This mini-scene seems to be somewhat incestuous; members of Pothamus guested on Psychonaut’s debut, while Psychonaut’s Stefan De Graef is the vocalist for Hippotraktor, who also feature individuals that have performed live with Psychonaut (Sander Rom) or guested on their debut (Chiaran Verheyden). Given these ties, it may not be surprising to hear that the progressive post-metal style heard on Meridian shows quite a lot of similarity to the material on Unfold The God Man, more so than the ritualistic post-metal of Pothamus on Raya; given that Pelagic Records is closely affiliated with arguably the progressive post-metal band, The Ocean, Hippotraktor’s inclusion in their roster makes a lot of sense.
There’s a few bands dabbling in this intersection between progressive metal and post-metal at present, with Pull Down The Sun delivering a fine debut record last year as well, and Hippotraktor do a similarly excellent job of demonstrating the potential of this combination on their debut record. The band’s songs are more compact than those on Psychonaut’s debut, with nothing running longer than 8 minutes, but whilst there’s none of the sprawling writing that resulted in songs such as “Nothing Is Consciousless”, there’s a lot of Psychonaut’s style to be heard in Hippotraktor. Some of that comes from De Graef’s vocals, with his clean tones working really nicely with the atmosphere built by the music, but the elaborate heavy grooves, distinctive exploration of soft/loud dynamics and forceful intensity of the harsher moments are all in the same vein as his other band’s music.
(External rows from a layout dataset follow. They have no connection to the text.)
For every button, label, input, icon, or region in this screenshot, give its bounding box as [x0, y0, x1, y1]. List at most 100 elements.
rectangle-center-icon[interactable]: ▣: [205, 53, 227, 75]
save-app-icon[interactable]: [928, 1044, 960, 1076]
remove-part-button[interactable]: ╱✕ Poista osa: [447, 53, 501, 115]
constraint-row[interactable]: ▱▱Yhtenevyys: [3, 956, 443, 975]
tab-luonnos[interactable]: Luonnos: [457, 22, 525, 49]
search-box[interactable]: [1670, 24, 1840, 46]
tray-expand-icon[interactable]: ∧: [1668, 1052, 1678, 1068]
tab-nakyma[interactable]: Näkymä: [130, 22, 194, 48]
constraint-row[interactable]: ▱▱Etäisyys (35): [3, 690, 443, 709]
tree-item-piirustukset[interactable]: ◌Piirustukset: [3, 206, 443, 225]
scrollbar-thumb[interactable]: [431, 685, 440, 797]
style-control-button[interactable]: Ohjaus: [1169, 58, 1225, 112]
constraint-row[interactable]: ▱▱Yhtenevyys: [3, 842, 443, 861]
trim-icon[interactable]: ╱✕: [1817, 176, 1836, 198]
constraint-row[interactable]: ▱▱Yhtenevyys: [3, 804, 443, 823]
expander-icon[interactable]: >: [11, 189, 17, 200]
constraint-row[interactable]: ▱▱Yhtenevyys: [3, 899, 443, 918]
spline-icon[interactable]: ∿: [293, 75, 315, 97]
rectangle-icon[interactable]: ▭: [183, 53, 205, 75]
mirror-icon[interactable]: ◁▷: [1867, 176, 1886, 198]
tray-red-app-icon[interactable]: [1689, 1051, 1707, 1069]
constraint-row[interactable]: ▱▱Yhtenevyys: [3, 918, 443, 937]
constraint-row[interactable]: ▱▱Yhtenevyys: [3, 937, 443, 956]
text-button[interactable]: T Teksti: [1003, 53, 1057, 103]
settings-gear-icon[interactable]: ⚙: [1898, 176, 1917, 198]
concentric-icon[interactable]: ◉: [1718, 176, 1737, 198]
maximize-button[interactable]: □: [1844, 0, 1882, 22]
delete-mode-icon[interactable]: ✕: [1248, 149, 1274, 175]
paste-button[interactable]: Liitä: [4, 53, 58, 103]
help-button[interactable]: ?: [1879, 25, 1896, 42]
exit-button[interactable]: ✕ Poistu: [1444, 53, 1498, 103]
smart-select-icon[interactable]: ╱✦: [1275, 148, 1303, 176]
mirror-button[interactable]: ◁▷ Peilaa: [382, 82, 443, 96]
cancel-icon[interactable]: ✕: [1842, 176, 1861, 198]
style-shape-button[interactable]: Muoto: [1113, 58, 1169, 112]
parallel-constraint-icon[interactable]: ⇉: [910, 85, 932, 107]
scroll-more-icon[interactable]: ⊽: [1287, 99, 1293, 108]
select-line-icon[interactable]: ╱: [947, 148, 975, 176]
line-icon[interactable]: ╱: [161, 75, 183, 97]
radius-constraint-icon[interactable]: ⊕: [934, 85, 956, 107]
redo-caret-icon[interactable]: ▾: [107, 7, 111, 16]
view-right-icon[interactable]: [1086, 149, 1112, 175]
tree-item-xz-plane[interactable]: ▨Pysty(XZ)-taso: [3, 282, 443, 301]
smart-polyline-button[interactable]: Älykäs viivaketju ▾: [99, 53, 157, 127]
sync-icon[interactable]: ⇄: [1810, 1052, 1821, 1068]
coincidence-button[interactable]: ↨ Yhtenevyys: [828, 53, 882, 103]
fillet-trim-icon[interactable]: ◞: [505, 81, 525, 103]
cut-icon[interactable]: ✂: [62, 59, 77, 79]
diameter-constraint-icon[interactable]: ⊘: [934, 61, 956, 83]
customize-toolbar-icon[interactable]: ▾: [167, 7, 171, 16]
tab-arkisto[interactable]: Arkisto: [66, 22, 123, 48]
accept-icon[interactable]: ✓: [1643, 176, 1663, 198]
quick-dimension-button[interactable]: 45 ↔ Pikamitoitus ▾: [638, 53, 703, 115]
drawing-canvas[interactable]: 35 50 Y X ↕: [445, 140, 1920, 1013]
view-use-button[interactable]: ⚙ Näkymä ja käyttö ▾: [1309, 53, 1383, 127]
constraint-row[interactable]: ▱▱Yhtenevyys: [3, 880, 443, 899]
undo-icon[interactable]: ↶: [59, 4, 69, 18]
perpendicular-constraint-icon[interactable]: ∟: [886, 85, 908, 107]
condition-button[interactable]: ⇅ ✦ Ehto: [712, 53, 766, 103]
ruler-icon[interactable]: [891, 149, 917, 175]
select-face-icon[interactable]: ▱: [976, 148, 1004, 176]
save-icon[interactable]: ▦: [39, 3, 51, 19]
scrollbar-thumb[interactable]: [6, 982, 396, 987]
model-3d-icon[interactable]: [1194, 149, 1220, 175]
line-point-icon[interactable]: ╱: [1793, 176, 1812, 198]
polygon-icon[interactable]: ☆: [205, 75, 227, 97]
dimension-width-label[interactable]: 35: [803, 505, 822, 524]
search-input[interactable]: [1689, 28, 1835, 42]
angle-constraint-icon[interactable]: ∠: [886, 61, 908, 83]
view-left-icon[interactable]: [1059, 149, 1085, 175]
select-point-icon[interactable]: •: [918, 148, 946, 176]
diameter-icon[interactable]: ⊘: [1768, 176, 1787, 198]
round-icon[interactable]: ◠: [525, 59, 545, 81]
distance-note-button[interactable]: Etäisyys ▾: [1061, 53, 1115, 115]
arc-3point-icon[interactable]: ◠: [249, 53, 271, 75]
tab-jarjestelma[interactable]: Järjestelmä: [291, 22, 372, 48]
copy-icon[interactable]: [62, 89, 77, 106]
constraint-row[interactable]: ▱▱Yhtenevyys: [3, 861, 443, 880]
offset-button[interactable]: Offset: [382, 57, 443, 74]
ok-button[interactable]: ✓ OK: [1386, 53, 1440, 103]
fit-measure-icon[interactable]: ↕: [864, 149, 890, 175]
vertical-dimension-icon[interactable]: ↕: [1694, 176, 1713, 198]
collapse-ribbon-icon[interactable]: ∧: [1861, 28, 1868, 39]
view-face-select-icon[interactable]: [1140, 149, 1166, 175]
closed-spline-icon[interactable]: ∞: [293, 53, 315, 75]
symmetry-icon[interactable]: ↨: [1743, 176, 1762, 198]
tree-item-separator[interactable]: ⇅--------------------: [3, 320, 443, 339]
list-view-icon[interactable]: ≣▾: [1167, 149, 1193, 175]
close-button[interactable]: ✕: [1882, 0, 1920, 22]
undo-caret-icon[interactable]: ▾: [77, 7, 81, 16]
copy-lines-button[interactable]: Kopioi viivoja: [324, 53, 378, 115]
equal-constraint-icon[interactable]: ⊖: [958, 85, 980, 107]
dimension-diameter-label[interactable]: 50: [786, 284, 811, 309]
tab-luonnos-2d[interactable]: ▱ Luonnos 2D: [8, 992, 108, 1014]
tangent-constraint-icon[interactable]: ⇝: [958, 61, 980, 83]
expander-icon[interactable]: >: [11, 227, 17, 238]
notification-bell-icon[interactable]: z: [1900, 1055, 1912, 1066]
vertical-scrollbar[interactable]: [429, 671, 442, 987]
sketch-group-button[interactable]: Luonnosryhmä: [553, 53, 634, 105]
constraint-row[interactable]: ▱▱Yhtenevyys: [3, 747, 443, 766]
They’re not the same band by two different names, however; there’s arguably more of a modern prog slant to the material on Meridian, with djent-inspired polyrhythmic chugs scattered throughout, including on opener “Manifest The Mountain”, as well as moody alt-metal sections such as in “Mover Of Skies”. This song is one of several where the strong sense of how to intelligently employ melody comes through in the vocals; Hippotraktor, considering it’s a debut record, have a really clear idea of how to balance the various different aspects of their style to the benefit of all, weaving effectively between sharp intensity, grounded melody, atmospheric development and more with very smooth and intelligently crafted transitions. “Mover Of Skies” is a really strong early example of this intuitive writing, with the percussion work of Lander De Nym setting the tone for each subtle shift.
Every song on the album incorporates all of these features, but some prioritize certain aspects over others; “Sons Of Amesha” is for a long time subdued and atmospheric, with De Nym’s tom-heavy percussion providing the necessary momentum to an otherwise introspective stretch of music. In contrast, “God Is In The Slumber” opens with a fairly nasty djent groove. Ultimately though, what makes Meridian such a joy to listen to is the stream-of-consciousness flow between heaviness, groove, atmosphere and introspection across the record, all ably guided by De Graef’s emotionally resonant vocals.
As a huge fan of both post-metal and progressive metal, it’s not really a surprise that I’m so innately drawn to bands that incorporate both, but when those bands, whether it be Psychonaut, Mouth Of The Architect, The Ocean or Pull Down The Sun, compose music within this sub-genre to such a high standard, it’s hard not to be enthralled by it. Hippotraktor is yet another highly proficient member of this emerging group, and Meridian is a thoroughly impressive statement of intent for their major record debut, with them combining and balancing the various elements one anticipates for the style with apparent effortlessness. At this rate, I’m more than happy for new albums to keep coming out of Mechelen every few months, as the track record so far is superb.